My upbringing was: if you mention your new dress/house/holiday almost the first question was ‘how much did that set you back?’

Andtheyalllookjustthesame · 22/01/2022 18:22

Massive over generalisation here, but generally I think

If you are too rich to care what class you are, you are upper class.
If you are too poor to care what class you are, you are lower working class.
If you worry about class and especially if you alter your behaviour to be more class than another, then you are some shade of middle class, or the affluent working classes.

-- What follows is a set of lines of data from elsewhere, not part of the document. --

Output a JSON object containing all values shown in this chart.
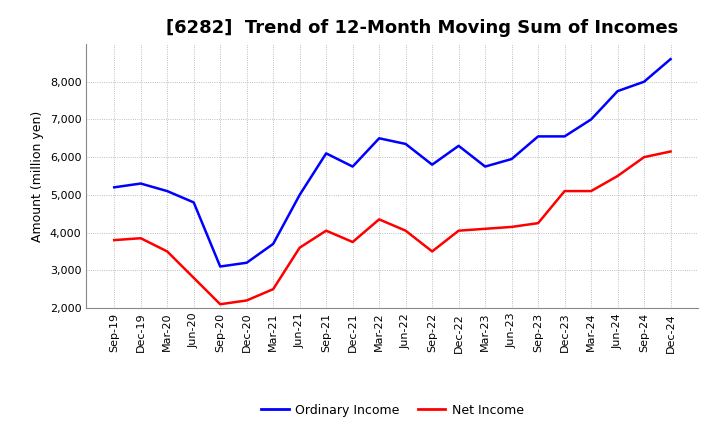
{
  "title": "[6282]  Trend of 12-Month Moving Sum of Incomes",
  "ylabel": "Amount (million yen)",
  "ylim": [
    2000,
    9000
  ],
  "yticks": [
    2000,
    3000,
    4000,
    5000,
    6000,
    7000,
    8000
  ],
  "background_color": "#ffffff",
  "grid_color": "#aaaaaa",
  "ordinary_income_color": "#0000ff",
  "net_income_color": "#ff0000",
  "line_width": 1.8,
  "x_labels": [
    "Sep-19",
    "Dec-19",
    "Mar-20",
    "Jun-20",
    "Sep-20",
    "Dec-20",
    "Mar-21",
    "Jun-21",
    "Sep-21",
    "Dec-21",
    "Mar-22",
    "Jun-22",
    "Sep-22",
    "Dec-22",
    "Mar-23",
    "Jun-23",
    "Sep-23",
    "Dec-23",
    "Mar-24",
    "Jun-24",
    "Sep-24",
    "Dec-24"
  ],
  "ordinary_income": [
    5200,
    5300,
    5100,
    4800,
    3100,
    3200,
    3700,
    5000,
    6100,
    5750,
    6500,
    6350,
    5800,
    6300,
    5750,
    5950,
    6550,
    6550,
    7000,
    7750,
    8000,
    8600
  ],
  "net_income": [
    3800,
    3850,
    3500,
    2800,
    2100,
    2200,
    2500,
    3600,
    4050,
    3750,
    4350,
    4050,
    3500,
    4050,
    4100,
    4150,
    4250,
    5100,
    5100,
    5500,
    6000,
    6150
  ],
  "legend_labels": [
    "Ordinary Income",
    "Net Income"
  ],
  "title_fontsize": 13,
  "axis_label_fontsize": 9,
  "tick_fontsize": 8
}
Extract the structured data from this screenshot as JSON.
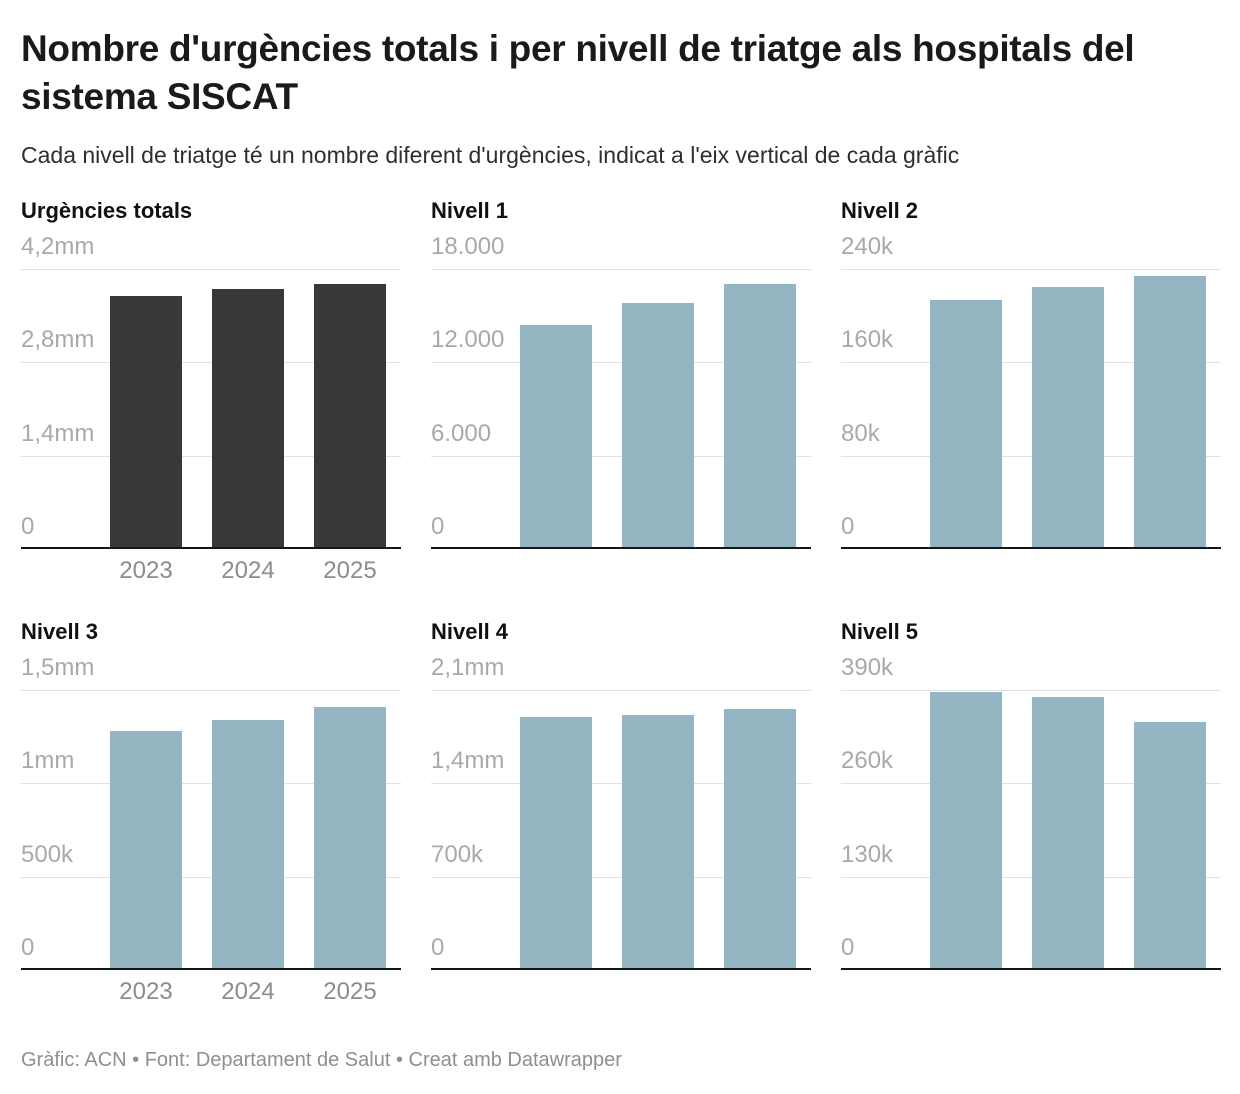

Perfectlystill · 22/01/2022 23:04

@Pikaso

Calling the toilet “the bog”

I was brought up working class. Financially I’m now middle class but I still feel very much working class and always will

Oh no! I'm quite posh and all my family including some with titles call it the bog!
couldhavenotcouldof22 · 22/01/2022 23:19

The original meaning of working class was anyone who had to work I.e. did not have inherited capital like aristos etc... In that sense of course I'm working class. I am a professional and own my own house in a reasonable area, but I'm afraid I have to work or else the bills won't get paid! I'm more working class than some family members of mine who haven't ever worked a day in their lives and just sit with their hands out. Any worker is working class. If you don't work, then you're not!

crazyjinglist · 22/01/2022 23:52

You missed the sarcasm. From my post: In other words, who cares?

Answer: lots of people care. And as long as lots of people care, it still matters. Because as long as people care, it still affects how you are perceived and your chances in life.

ComeOnSpringtime · 23/01/2022 00:23

Seems like I hit a nerve there. It's fine if you and lots of people care. Lots don't. Each to their own.

Tullig · 23/01/2022 00:40

@ComeOnSpringtime

Seems like I hit a nerve there. It's fine if you and lots of people care. Lots don't. Each to their own.
It’s not a matter of whether you ‘care’ or not, it’s that social class still is a determining factor in significant things, like educational attainment, opportunities, likely career, life expectancy.
ComeOnSpringtime · 23/01/2022 00:47

Phew! Feels like I'm being preached at, at this point. 😳

It's that serious to some people I guess.

Tullig · 23/01/2022 01:01

@ComeOnSpringtime

Phew! Feels like I'm being preached at, at this point. 😳

It's that serious to some people I guess.

What’s not ‘serious’ about the fact that, in 2017-19, men from the least-deprived areas of England lived a decade longer than those in the most-deprived areas, and women eight years? And that the gap in healthy life expectancy (the number of years you can expect to live in good health) between the two cohorts is almost 20 years?